Un bouquin né sur une plateforme de crowdfunding/édition plutôt originale, basé sur une idée très pop-culture qui rappelle les meilleurs films de la Hammer des années 1970: Dracula vs. Hitler a tout pour intéresser le lecteur (anglophone) qui a déjà les deux pieds dans ce type de créations qui semblent farfelues mais ont une logique propre et souvent un message bien caché mais toujours intéressant.

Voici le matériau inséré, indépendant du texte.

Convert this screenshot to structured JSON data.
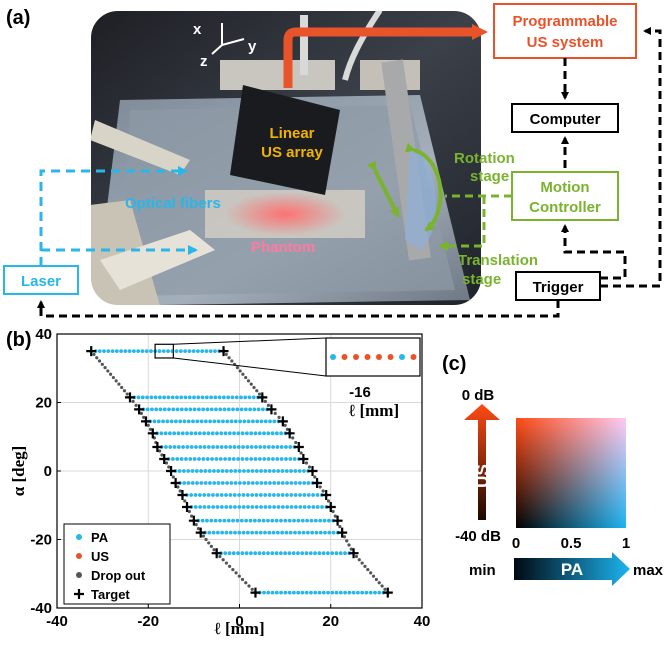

L'idée d'opposer l'invasion nazie à un monstre "classique" n'est pas forcément nouvelle, surtout ces dernières années où les nazis zombies, nazis démons et autres monstres ont pu mener une première offensive contre nos lectures et nos vidéothèques. Ressusciter Dracula pour lutter contre les nazis qui ont envahi la Roumanie apparaît comme plutôt bonne, d'autant que Patrick Sheane Duncan reprend la suite de Dracula par Bram Stoker et emploie donc la fibre "nationaliste" de Dracula, défenseur de la Roumanie, pour le faire rejoindre la résistance. L'idée de reprendre une forme épistolaire (rapports nazis) mêlée à des récits (journaux intimes) qui s'entrecroisent, comme dans le roman original est à priori un bel hommage.

Sauf que.



L'ouvrage est long d'à peu près 500 pages, et promet de l'action à gogo. Le gogo, c'est en fait le lecteur, puisque Dracula n'apparaît véritablement dans l'histoire qu'au bout de 100 pages. S'ensuivent 20 pages qui sont absolument inutiles et mal foutues, puis, une trentaine de pages plus loin, Dracula a déjà commis deux massacres, que l'auteur élude en racontant tout autre chose, de totalement inintéressant. Car Dracula n'est évidemment pas seul, puisqu'il faut bien meubler les 150 premières pages du livre. On a donc le retour du bon Van Hellsing, en petit vieillard, sa fille Lucy, beauté-fatale-intelligente-libre-forte-et-conquérante, et évidemment, parce que le hasard comme par hasard fait très bien les choses, le petit-fils de Jonathan Harker et de sa femme Mina (ce qui pose déjà une énorme question sur l'incohérence temporelle de la chose, puisque la fille de Van Hellsing et le petit-fils de Jonathan Harker sont sensés avoir le même âge). Cet Harker est parachuté (littéralement) dans l'histoire aux côtés d'un sergent (nommé Renfield! Le hasard du hasard, vous dis-je!) dont visiblement Patrick Sheane Duncan ne savait pas trop quoi lui faire faire, puisqu'il s'est empressé de lui faire subir une blessure à la tête, le débilitant pour le reste de l'histoire (sauf, évidemment, les moments clés où il redevient un expert en démolition), et limitant son rôle à... chanter des chansons paillardes. Et ce beau monde est accompagné par tout un tas de personnages de la résistance roumaine qui ne servent à rien à part de chair à canon pour les nazis, parce qu'on ne peut décemment pas tuer les personnages principaux. Et finalement, l'histoire de la résistance, de Dracula contre les nazis, la répression, sont traitées d'une telle façon qu'on a l'impression que loin d'être le focus de l'histoire, ces éléments servent en fait de toile de fond à l'un des pires fléaux de la Littérature: la Romance.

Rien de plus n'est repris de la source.